Mecz z Southamptonem choć wygrany, głównie dzięki dobrej postawie zespołu w drugich 45 minutach nie obył się bez kontrowersji.
Kibice The Citizens mieli ogromny żal do sędziego, iż ten nie odgwizdał w pierwszej połowie przy stanie 0:0 rzutu karnego dla Manchesteru City po starciu Leroya Sane z bramkarzem Świętych, Fraserem Forsterem.
Sam zawodnik jednak swoim zachowaniem dał do zrozumienia, że nie było mowy o faulu ze strony Forstera.
Druga połowa udowodniła w prawdzie wyższość Obywateli nad ekipą Claude Puela, jednak przy stanie 0:0 w pierwszych 45 minutach, gdy gra zespołu była daleka od ideału, Pep miał żal do arbitra o brak odgwizdania jedenastki.

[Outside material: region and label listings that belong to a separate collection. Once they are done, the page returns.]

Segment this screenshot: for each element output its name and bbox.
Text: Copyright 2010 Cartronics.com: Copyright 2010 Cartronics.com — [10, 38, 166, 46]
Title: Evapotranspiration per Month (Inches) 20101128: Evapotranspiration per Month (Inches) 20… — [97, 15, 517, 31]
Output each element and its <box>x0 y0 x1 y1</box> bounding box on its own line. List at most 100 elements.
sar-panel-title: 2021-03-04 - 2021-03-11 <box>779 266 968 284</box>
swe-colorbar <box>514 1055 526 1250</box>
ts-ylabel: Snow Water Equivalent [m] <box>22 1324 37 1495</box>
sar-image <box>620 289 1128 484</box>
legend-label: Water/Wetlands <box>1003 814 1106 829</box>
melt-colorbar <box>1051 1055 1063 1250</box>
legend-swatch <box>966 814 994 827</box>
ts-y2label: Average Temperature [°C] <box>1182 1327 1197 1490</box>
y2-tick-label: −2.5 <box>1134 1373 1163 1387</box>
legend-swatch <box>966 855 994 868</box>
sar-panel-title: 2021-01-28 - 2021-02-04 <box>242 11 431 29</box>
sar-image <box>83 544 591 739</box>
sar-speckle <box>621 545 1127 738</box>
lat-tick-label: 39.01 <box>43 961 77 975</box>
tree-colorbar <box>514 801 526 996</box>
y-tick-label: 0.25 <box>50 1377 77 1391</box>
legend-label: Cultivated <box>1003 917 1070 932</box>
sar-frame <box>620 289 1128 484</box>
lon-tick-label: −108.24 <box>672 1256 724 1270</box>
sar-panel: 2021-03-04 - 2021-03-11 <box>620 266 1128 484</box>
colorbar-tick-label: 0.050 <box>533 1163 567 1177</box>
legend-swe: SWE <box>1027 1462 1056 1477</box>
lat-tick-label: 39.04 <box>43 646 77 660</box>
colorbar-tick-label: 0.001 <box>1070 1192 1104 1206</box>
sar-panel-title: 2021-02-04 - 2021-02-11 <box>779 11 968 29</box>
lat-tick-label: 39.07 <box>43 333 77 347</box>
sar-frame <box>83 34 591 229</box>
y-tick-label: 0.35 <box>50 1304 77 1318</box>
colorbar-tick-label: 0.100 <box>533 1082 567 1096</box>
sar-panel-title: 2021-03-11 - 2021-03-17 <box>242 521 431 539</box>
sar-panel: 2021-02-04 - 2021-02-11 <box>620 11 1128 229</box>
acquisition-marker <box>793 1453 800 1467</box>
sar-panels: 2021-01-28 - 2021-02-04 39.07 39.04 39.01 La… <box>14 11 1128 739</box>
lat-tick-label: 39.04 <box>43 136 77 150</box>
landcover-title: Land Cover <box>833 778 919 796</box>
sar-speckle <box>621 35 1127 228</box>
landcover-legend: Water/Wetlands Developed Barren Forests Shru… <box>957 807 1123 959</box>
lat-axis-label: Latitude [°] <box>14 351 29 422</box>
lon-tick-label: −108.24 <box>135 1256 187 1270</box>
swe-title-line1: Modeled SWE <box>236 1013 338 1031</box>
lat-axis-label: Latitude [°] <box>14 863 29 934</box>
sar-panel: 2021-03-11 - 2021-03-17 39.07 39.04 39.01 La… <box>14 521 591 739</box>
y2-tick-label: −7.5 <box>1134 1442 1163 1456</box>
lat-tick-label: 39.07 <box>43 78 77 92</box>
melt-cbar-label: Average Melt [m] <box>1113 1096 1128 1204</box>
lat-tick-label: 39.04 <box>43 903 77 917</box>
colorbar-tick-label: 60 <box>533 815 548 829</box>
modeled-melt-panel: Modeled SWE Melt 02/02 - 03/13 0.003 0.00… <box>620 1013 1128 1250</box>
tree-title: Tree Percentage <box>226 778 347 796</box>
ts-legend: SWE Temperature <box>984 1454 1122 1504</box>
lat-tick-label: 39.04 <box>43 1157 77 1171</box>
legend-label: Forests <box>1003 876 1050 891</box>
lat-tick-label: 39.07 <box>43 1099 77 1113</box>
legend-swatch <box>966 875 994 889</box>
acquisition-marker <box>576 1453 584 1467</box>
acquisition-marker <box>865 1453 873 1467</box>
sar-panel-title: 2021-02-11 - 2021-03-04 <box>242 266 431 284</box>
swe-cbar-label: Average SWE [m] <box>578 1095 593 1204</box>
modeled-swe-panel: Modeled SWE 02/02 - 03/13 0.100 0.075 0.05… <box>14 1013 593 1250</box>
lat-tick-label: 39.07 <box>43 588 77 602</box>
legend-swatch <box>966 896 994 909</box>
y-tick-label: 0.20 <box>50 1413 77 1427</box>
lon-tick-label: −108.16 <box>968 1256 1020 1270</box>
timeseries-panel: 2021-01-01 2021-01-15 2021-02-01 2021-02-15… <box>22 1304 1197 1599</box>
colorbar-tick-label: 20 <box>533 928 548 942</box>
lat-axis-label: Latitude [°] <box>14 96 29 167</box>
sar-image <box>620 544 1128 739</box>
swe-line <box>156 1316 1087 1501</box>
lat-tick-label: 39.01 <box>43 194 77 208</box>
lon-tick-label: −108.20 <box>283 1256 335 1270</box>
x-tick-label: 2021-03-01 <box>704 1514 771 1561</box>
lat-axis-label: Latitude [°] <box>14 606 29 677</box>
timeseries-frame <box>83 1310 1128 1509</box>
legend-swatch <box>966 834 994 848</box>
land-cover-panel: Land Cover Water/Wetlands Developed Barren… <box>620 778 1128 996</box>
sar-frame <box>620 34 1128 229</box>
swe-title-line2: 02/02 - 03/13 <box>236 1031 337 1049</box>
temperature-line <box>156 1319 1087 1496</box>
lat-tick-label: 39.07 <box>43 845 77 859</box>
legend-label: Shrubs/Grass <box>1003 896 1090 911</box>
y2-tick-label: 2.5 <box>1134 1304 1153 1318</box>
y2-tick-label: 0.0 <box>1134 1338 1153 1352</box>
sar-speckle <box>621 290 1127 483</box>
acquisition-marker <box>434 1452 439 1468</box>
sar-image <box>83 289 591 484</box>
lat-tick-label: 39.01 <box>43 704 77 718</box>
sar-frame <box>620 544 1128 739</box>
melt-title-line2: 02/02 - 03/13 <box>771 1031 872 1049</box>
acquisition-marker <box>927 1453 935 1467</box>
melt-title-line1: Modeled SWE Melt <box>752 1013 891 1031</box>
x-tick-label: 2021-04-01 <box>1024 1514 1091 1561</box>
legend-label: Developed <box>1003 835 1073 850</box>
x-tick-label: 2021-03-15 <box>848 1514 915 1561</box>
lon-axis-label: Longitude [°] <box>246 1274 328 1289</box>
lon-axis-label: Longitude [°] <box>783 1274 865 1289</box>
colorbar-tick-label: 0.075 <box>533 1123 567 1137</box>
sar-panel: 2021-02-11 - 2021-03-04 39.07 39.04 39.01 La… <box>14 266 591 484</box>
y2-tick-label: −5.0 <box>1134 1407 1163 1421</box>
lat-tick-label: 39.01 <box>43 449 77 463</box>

– Szczerze mówiąc, byłem pewien, że sędzia podyktuje dla nas rzut karny – wyjawia Guardiola.
– Sane jest jednak Niemcem, a ludzie rzadko się mylą, więc skoro sam powiedział, że nie było faulu, to tak właśnie było.
– Oni nie używali żadnych sztuczek. Zasady to zasady i jeśli Sane tak twierdził, to mu wierzę.